OC4331-Mesoscale Oceanography
Final Project Summary

Topic Area

California Current System (CCS) Filaments/Eddies

Project Team Member:

LT Wendy Towle, USN
 
 

Major Findings
 
 

The CCS is one of the best sampled ocean regions, yet it remains obscurely understood and inadequately sampled. Technological advances in ocean modeling and observational techniques can now change this situation. Enhanced understanding of the features and dynamics of the CCS can aid fisheries and wildlife management, prediction and abatement of pollution and toxic phytoplankton blooms, atmospheric and climate change forecasts, and shipping and military operations.

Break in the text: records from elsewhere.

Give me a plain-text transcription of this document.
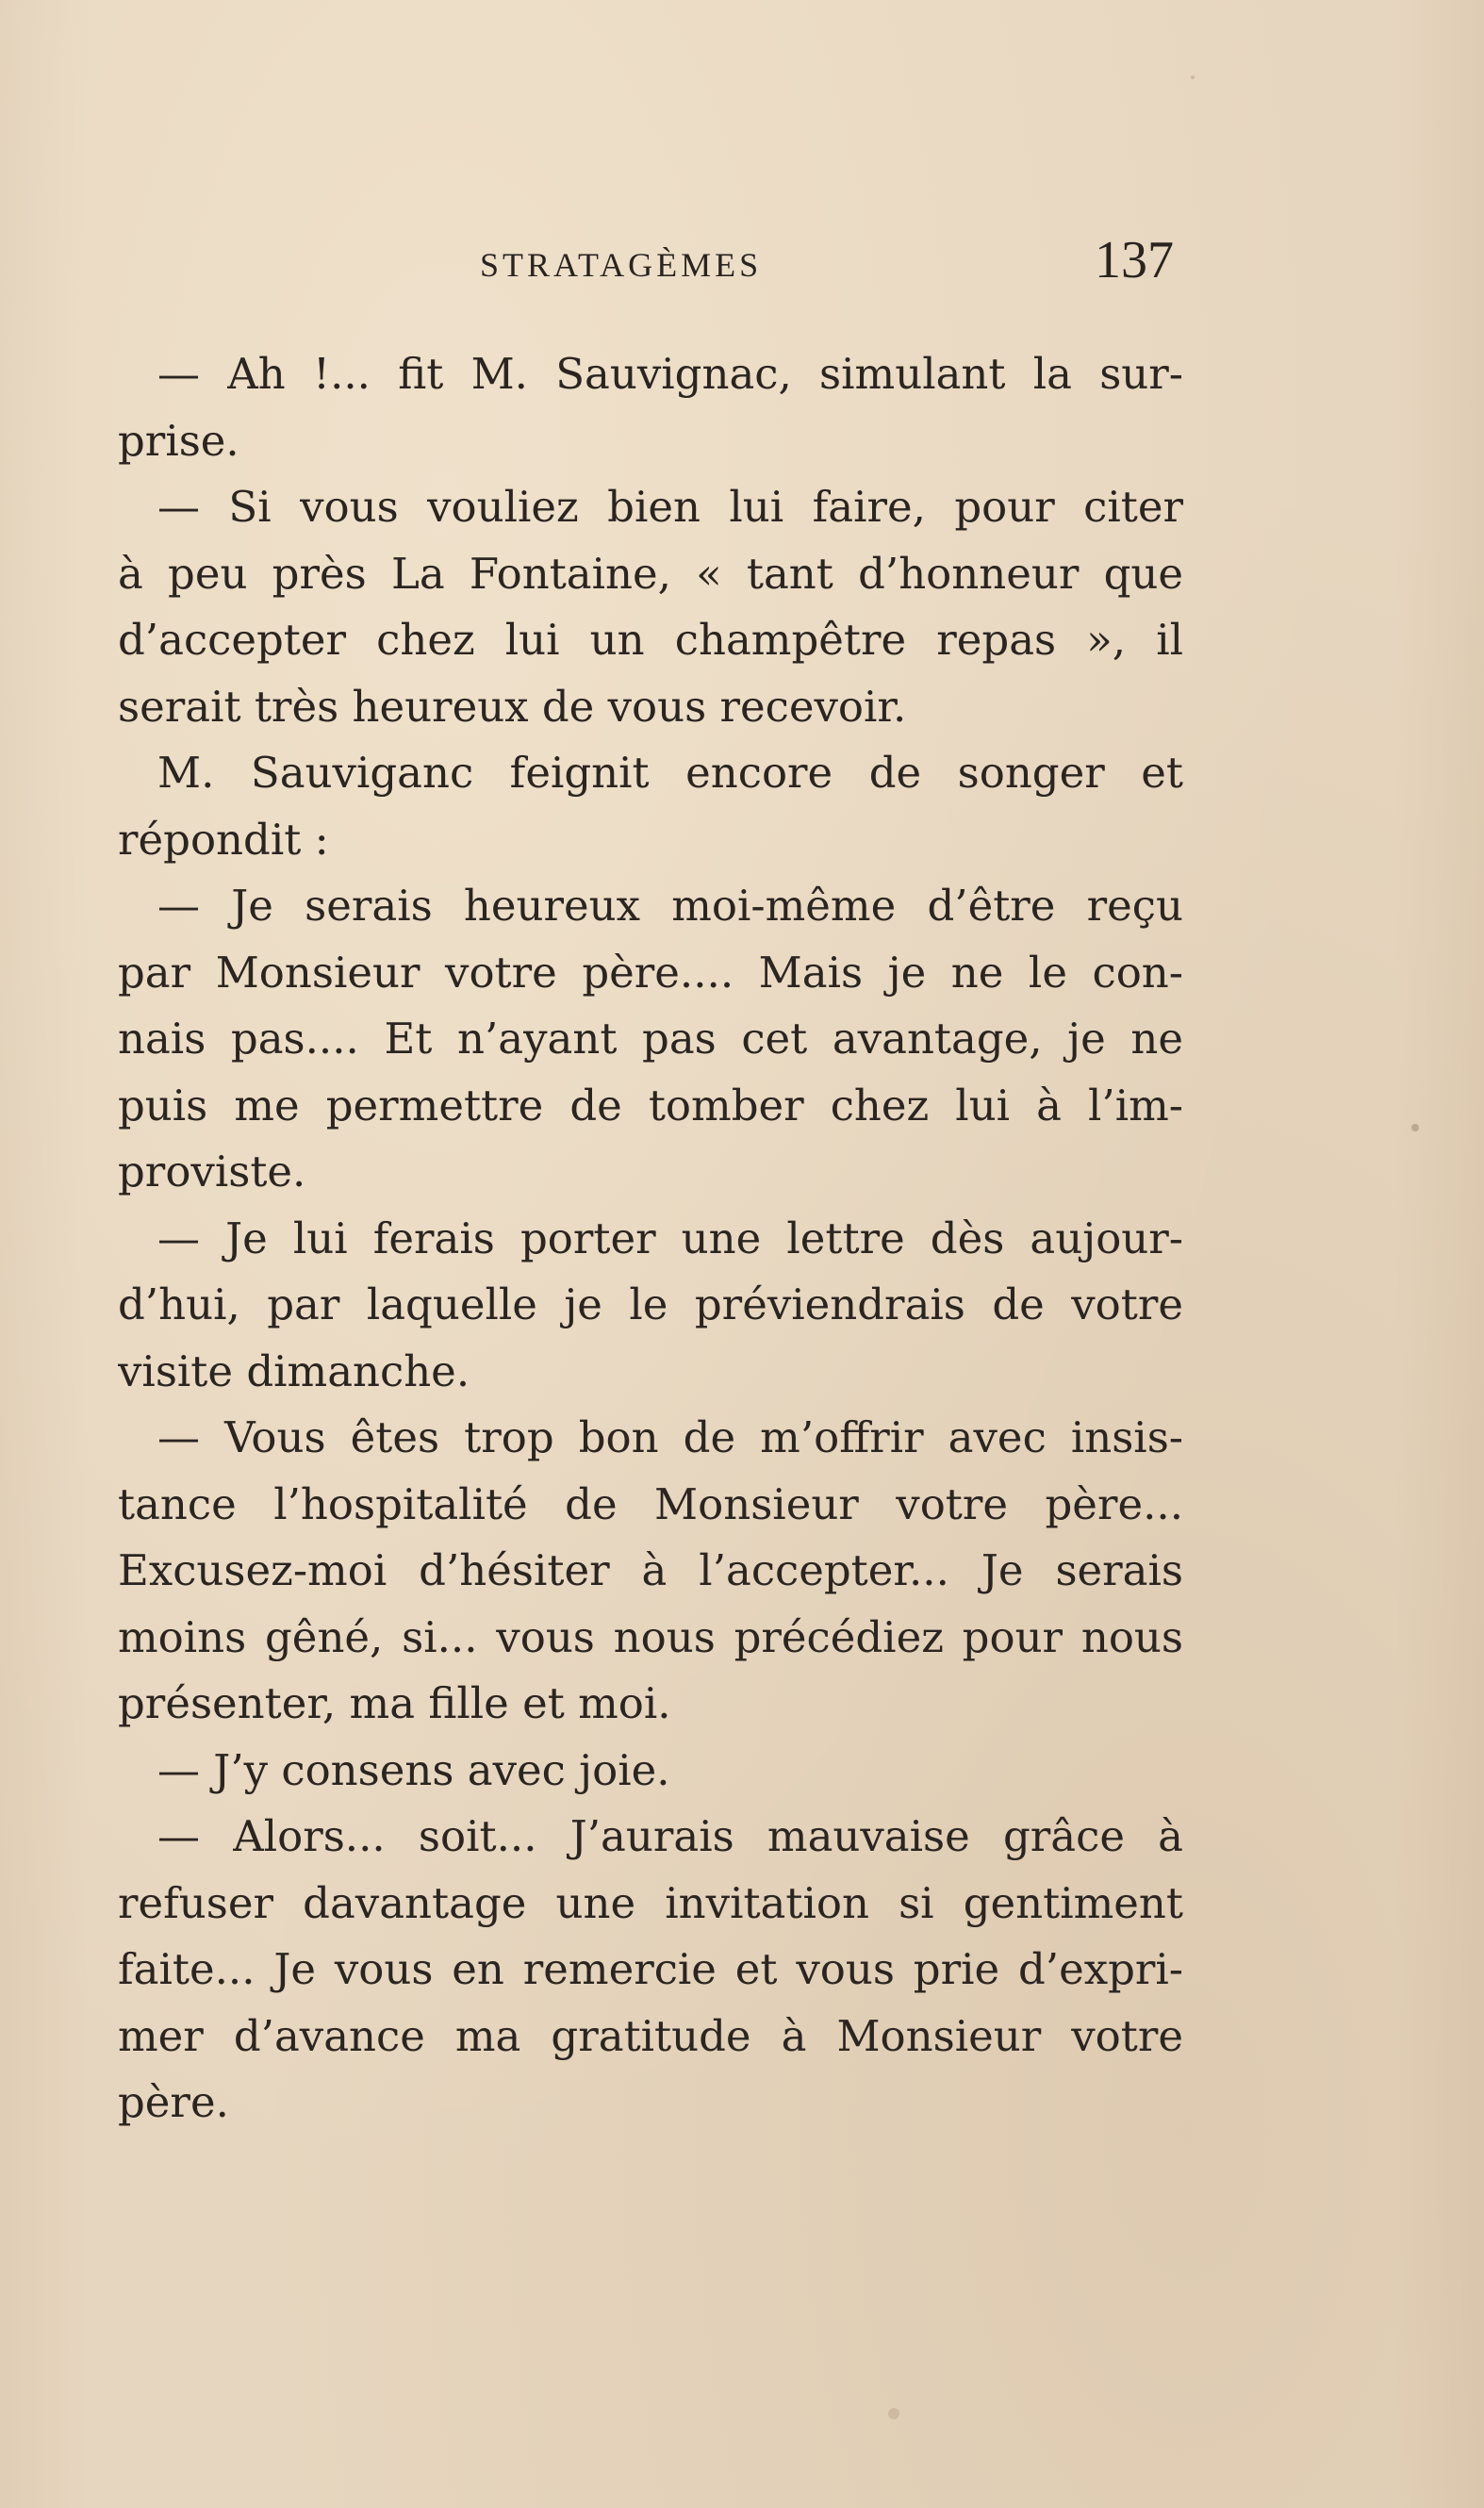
STRATAGÈMES	137
— Ah !... fit M. Sauvignac, simulant la sur-
prise.
— Si vous vouliez bien lui faire, pour citer
à peu près La Fontaine, « tant d’honneur que
d’accepter chez lui un champêtre repas », il
serait très heureux de vous recevoir.
M. Sauviganc feignit encore de songer et
répondit :
— Je serais heureux moi-même d’être reçu
par Monsieur votre père.... Mais je ne le con-
nais pas.... Et n’ayant pas cet avantage, je ne
puis me permettre de tomber chez lui à l’im-
proviste.
— Je lui ferais porter une lettre dès aujour-
d’hui, par laquelle je le préviendrais de votre
visite dimanche.
— Vous êtes trop bon de m’offrir avec insis-
tance l’hospitalité de Monsieur votre père...
Excusez-moi d’hésiter à l’accepter... Je serais
moins gêné, si... vous nous précédiez pour nous
présenter, ma fille et moi.
— J’y consens avec joie.
— Alors... soit... J’aurais mauvaise grâce à
refuser davantage une invitation si gentiment
faite... Je vous en remercie et vous prie d’expri-
mer d’avance ma gratitude à Monsieur votre
père.
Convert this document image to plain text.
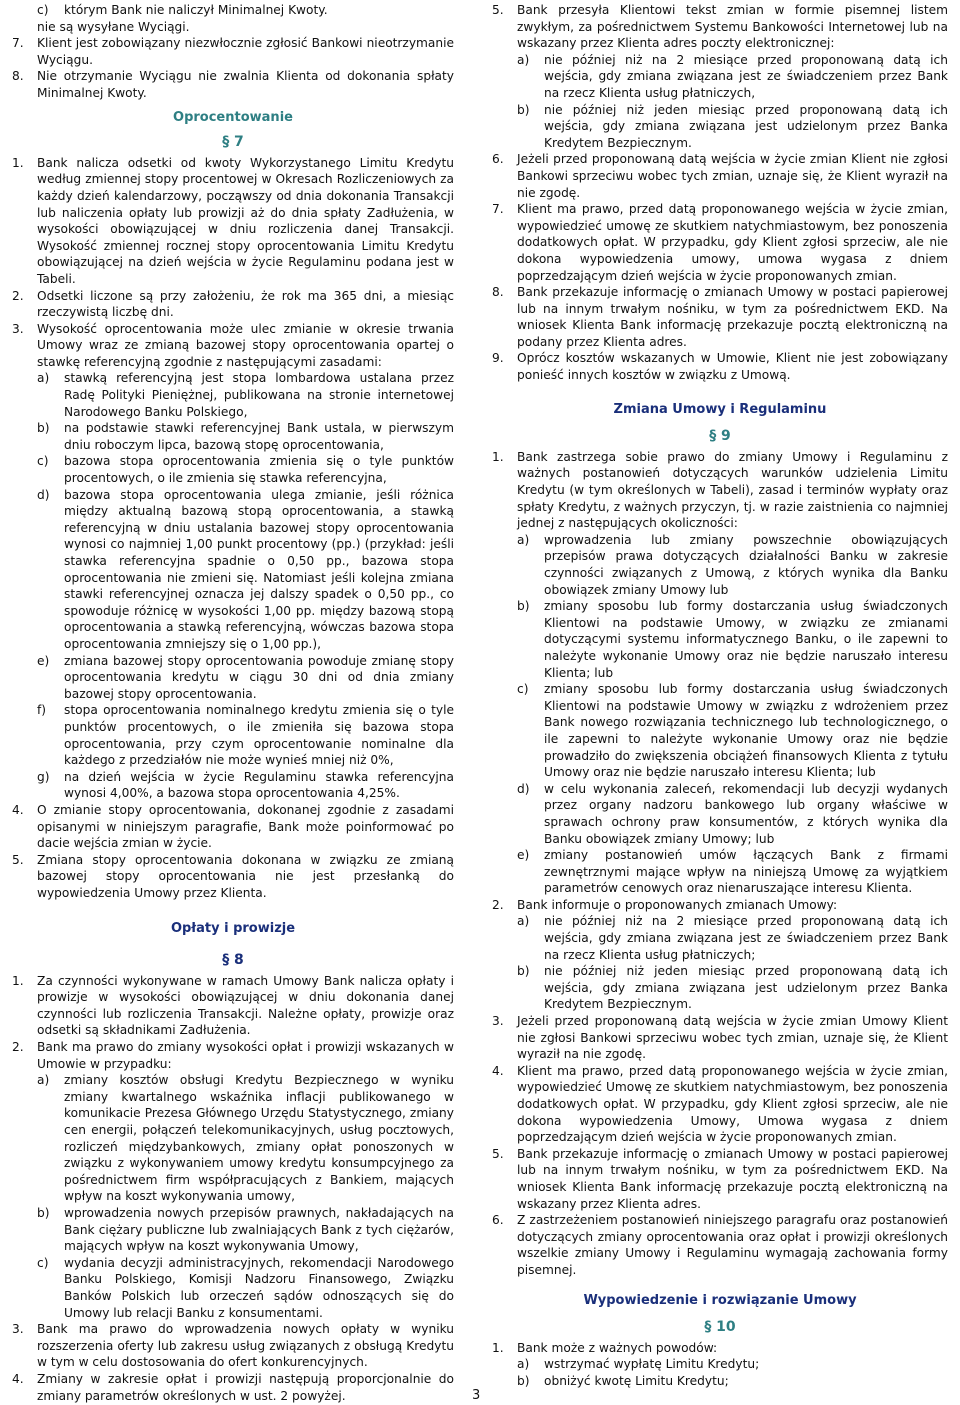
c) którym Bank nie naliczył Minimalnej Kwoty.
nie są wysyłane Wyciągi.
7. Klient jest zobowiązany niezwłocznie zgłosić Bankowi nieotrzymanie Wyciągu.
8. Nie otrzymanie Wyciągu nie zwalnia Klienta od dokonania spłaty Minimalnej Kwoty.
Oprocentowanie
§ 7
1. Bank nalicza odsetki od kwoty Wykorzystanego Limitu Kredytu według zmiennej stopy procentowej w Okresach Rozliczeniowych za każdy dzień kalendarzowy, począwszy od dnia dokonania Transakcji lub naliczenia opłaty lub prowizji aż do dnia spłaty Zadłużenia, w wysokości obowiązującej w dniu rozliczenia danej Transakcji. Wysokość zmiennej rocznej stopy oprocentowania Limitu Kredytu obowiązującej na dzień wejścia w życie Regulaminu podana jest w Tabeli.
2. Odsetki liczone są przy założeniu, że rok ma 365 dni, a miesiąc rzeczywistą liczbę dni.
3. Wysokość oprocentowania może ulec zmianie w okresie trwania Umowy wraz ze zmianą bazowej stopy oprocentowania opartej o stawkę referencyjną zgodnie z następującymi zasadami:
a) stawką referencyjną jest stopa lombardowa ustalana przez Radę Polityki Pieniężnej, publikowana na stronie internetowej Narodowego Banku Polskiego,
b) na podstawie stawki referencyjnej Bank ustala, w pierwszym dniu roboczym lipca, bazową stopę oprocentowania,
c) bazowa stopa oprocentowania zmienia się o tyle punktów procentowych, o ile zmienia się stawka referencyjna,
d) bazowa stopa oprocentowania ulega zmianie, jeśli różnica między aktualną bazową stopą oprocentowania, a stawką referencyjną w dniu ustalania bazowej stopy oprocentowania wynosi co najmniej 1,00 punkt procentowy (pp.) (przykład: jeśli stawka referencyjna spadnie o 0,50 pp., bazowa stopa oprocentowania nie zmieni się. Natomiast jeśli kolejna zmiana stawki referencyjnej oznacza jej dalszy spadek o 0,50 pp., co spowoduje różnicę w wysokości 1,00 pp. między bazową stopą oprocentowania a stawką referencyjną, wówczas bazowa stopa oprocentowania zmniejszy się o 1,00 pp.),
e) zmiana bazowej stopy oprocentowania powoduje zmianę stopy oprocentowania kredytu w ciągu 30 dni od dnia zmiany bazowej stopy oprocentowania.
f) stopa oprocentowania nominalnego kredytu zmienia się o tyle punktów procentowych, o ile zmieniła się bazowa stopa oprocentowania, przy czym oprocentowanie nominalne dla każdego z przedziałów nie może wynieś mniej niż 0%,
g) na dzień wejścia w życie Regulaminu stawka referencyjna wynosi 4,00%, a bazowa stopa oprocentowania 4,25%.
4. O zmianie stopy oprocentowania, dokonanej zgodnie z zasadami opisanymi w niniejszym paragrafie, Bank może poinformować po dacie wejścia zmian w życie.
5. Zmiana stopy oprocentowania dokonana w związku ze zmianą bazowej stopy oprocentowania nie jest przesłanką do wypowiedzenia Umowy przez Klienta.
Opłaty i prowizje
§ 8
1. Za czynności wykonywane w ramach Umowy Bank nalicza opłaty i prowizje w wysokości obowiązującej w dniu dokonania danej czynności lub rozliczenia Transakcji. Należne opłaty, prowizje oraz odsetki są składnikami Zadłużenia.
2. Bank ma prawo do zmiany wysokości opłat i prowizji wskazanych w Umowie w przypadku:
a) zmiany kosztów obsługi Kredytu Bezpiecznego w wyniku zmiany kwartalnego wskaźnika inflacji publikowanego w komunikacie Prezesa Głównego Urzędu Statystycznego, zmiany cen energii, połączeń telekomunikacyjnych, usług pocztowych, rozliczeń międzybankowych, zmiany opłat ponoszonych w związku z wykonywaniem umowy kredytu konsumpcyjnego za pośrednictwem firm współpracujących z Bankiem, mających wpływ na koszt wykonywania umowy,
b) wprowadzenia nowych przepisów prawnych, nakładających na Bank ciężary publiczne lub zwalniających Bank z tych ciężarów, mających wpływ na koszt wykonywania Umowy,
c) wydania decyzji administracyjnych, rekomendacji Narodowego Banku Polskiego, Komisji Nadzoru Finansowego, Związku Banków Polskich lub orzeczeń sądów odnoszących się do Umowy lub relacji Banku z konsumentami.
3. Bank ma prawo do wprowadzenia nowych opłaty w wyniku rozszerzenia oferty lub zakresu usług związanych z obsługą Kredytu w tym w celu dostosowania do ofert konkurencyjnych.
4. Zmiany w zakresie opłat i prowizji następują proporcjonalnie do zmiany parametrów określonych w ust. 2 powyżej.
5. Bank przesyła Klientowi tekst zmian w formie pisemnej listem zwykłym, za pośrednictwem Systemu Bankowości Internetowej lub na wskazany przez Klienta adres poczty elektronicznej:
a) nie później niż na 2 miesiące przed proponowaną datą ich wejścia, gdy zmiana związana jest ze świadczeniem przez Bank na rzecz Klienta usług płatniczych,
b) nie później niż jeden miesiąc przed proponowaną datą ich wejścia, gdy zmiana związana jest udzielonym przez Banka Kredytem Bezpiecznym.
6. Jeżeli przed proponowaną datą wejścia w życie zmian Klient nie zgłosi Bankowi sprzeciwu wobec tych zmian, uznaje się, że Klient wyraził na nie zgodę.
7. Klient ma prawo, przed datą proponowanego wejścia w życie zmian, wypowiedzieć umowę ze skutkiem natychmiastowym, bez ponoszenia dodatkowych opłat. W przypadku, gdy Klient zgłosi sprzeciw, ale nie dokona wypowiedzenia umowy, umowa wygasa z dniem poprzedzającym dzień wejścia w życie proponowanych zmian.
8. Bank przekazuje informację o zmianach Umowy w postaci papierowej lub na innym trwałym nośniku, w tym za pośrednictwem EKD. Na wniosek Klienta Bank informację przekazuje pocztą elektroniczną na podany przez Klienta adres.
9. Oprócz kosztów wskazanych w Umowie, Klient nie jest zobowiązany ponieść innych kosztów w związku z Umową.
Zmiana Umowy i Regulaminu
§ 9
1. Bank zastrzega sobie prawo do zmiany Umowy i Regulaminu z ważnych postanowień dotyczących warunków udzielenia Limitu Kredytu (w tym określonych w Tabeli), zasad i terminów wypłaty oraz spłaty Kredytu, z ważnych przyczyn, tj. w razie zaistnienia co najmniej jednej z następujących okoliczności:
a) wprowadzenia lub zmiany powszechnie obowiązujących przepisów prawa dotyczących działalności Banku w zakresie czynności związanych z Umową, z których wynika dla Banku obowiązek zmiany Umowy lub
b) zmiany sposobu lub formy dostarczania usług świadczonych Klientowi na podstawie Umowy, w związku ze zmianami dotyczącymi systemu informatycznego Banku, o ile zapewni to należyte wykonanie Umowy oraz nie będzie naruszało interesu Klienta; lub
c) zmiany sposobu lub formy dostarczania usług świadczonych Klientowi na podstawie Umowy w związku z wdrożeniem przez Bank nowego rozwiązania technicznego lub technologicznego, o ile zapewni to należyte wykonanie Umowy oraz nie będzie prowadziło do zwiększenia obciążeń finansowych Klienta z tytułu Umowy oraz nie będzie naruszało interesu Klienta; lub
d) w celu wykonania zaleceń, rekomendacji lub decyzji wydanych przez organy nadzoru bankowego lub organy właściwe w sprawach ochrony praw konsumentów, z których wynika dla Banku obowiązek zmiany Umowy; lub
e) zmiany postanowień umów łączących Bank z firmami zewnętrznymi mające wpływ na niniejszą Umowę za wyjątkiem parametrów cenowych oraz nienaruszające interesu Klienta.
2. Bank informuje o proponowanych zmianach Umowy:
a) nie później niż na 2 miesiące przed proponowaną datą ich wejścia, gdy zmiana związana jest ze świadczeniem przez Bank na rzecz Klienta usług płatniczych;
b) nie później niż jeden miesiąc przed proponowaną datą ich wejścia, gdy zmiana związana jest udzielonym przez Banka Kredytem Bezpiecznym.
3. Jeżeli przed proponowaną datą wejścia w życie zmian Umowy Klient nie zgłosi Bankowi sprzeciwu wobec tych zmian, uznaje się, że Klient wyraził na nie zgodę.
4. Klient ma prawo, przed datą proponowanego wejścia w życie zmian, wypowiedzieć Umowę ze skutkiem natychmiastowym, bez ponoszenia dodatkowych opłat. W przypadku, gdy Klient zgłosi sprzeciw, ale nie dokona wypowiedzenia Umowy, Umowa wygasa z dniem poprzedzającym dzień wejścia w życie proponowanych zmian.
5. Bank przekazuje informację o zmianach Umowy w postaci papierowej lub na innym trwałym nośniku, w tym za pośrednictwem EKD. Na wniosek Klienta Bank informację przekazuje pocztą elektroniczną na wskazany przez Klienta adres.
6. Z zastrzeżeniem postanowień niniejszego paragrafu oraz postanowień dotyczących zmiany oprocentowania oraz opłat i prowizji określonych wszelkie zmiany Umowy i Regulaminu wymagają zachowania formy pisemnej.
Wypowiedzenie i rozwiązanie Umowy
§ 10
1. Bank może z ważnych powodów:
a) wstrzymać wypłatę Limitu Kredytu;
b) obniżyć kwotę Limitu Kredytu;
3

The CCS was once thought of as a sluggish eastern boundary current driven by coastal upwelling and characterized by broad, weak equatorward flow. However, satellite SST images and in-situ and remote measurements of currents, temperature, salinity, and sea level have changed that view during the last quarter century. The CCS exhibits high biological productivity, diverse regional characteristics, and intricate eddy motions that have puzzled oceanographers for decades.

The mechanisms for the development and evolution of the complex features of the CCS have not been fully identified. Vigorous debates continue on the dynamical balances of mean and eddy fields, especially the importance of topography; the instability of mean currents and its geographical variation; and influences from local and remote atmospheric forcing, where remote influences are mainly through poleward propagating waves from the tropics. The roles of barotropic instability, wind forcing, and coastal topography is investigated.
 
 

References

Batteen, M.L., 1997: "Wind-forced modeling studies of currents, meanders, and eddies in the California Current System." J. Phys. Res., Vol. 102, 985-1010.

Batteen, M.L., Vance, P.W., 1998: "Modeling studies of the effects of wind forcing and thermohaline gradients on the California Current System." Deep Sea Res. II, Vol. 45, 1507-1556.

Schenk, F.M., 2000: "Effects of thermohaline gradients and the Columbia River plume on the California Current System." Master’s Thesis.

Strub, T.P., Korso, P.M., Huyer, A., 1991: "The Nature of the Cold Filaments in the California Current System." J. Phys. Res., Vol. 78, 2289-2297.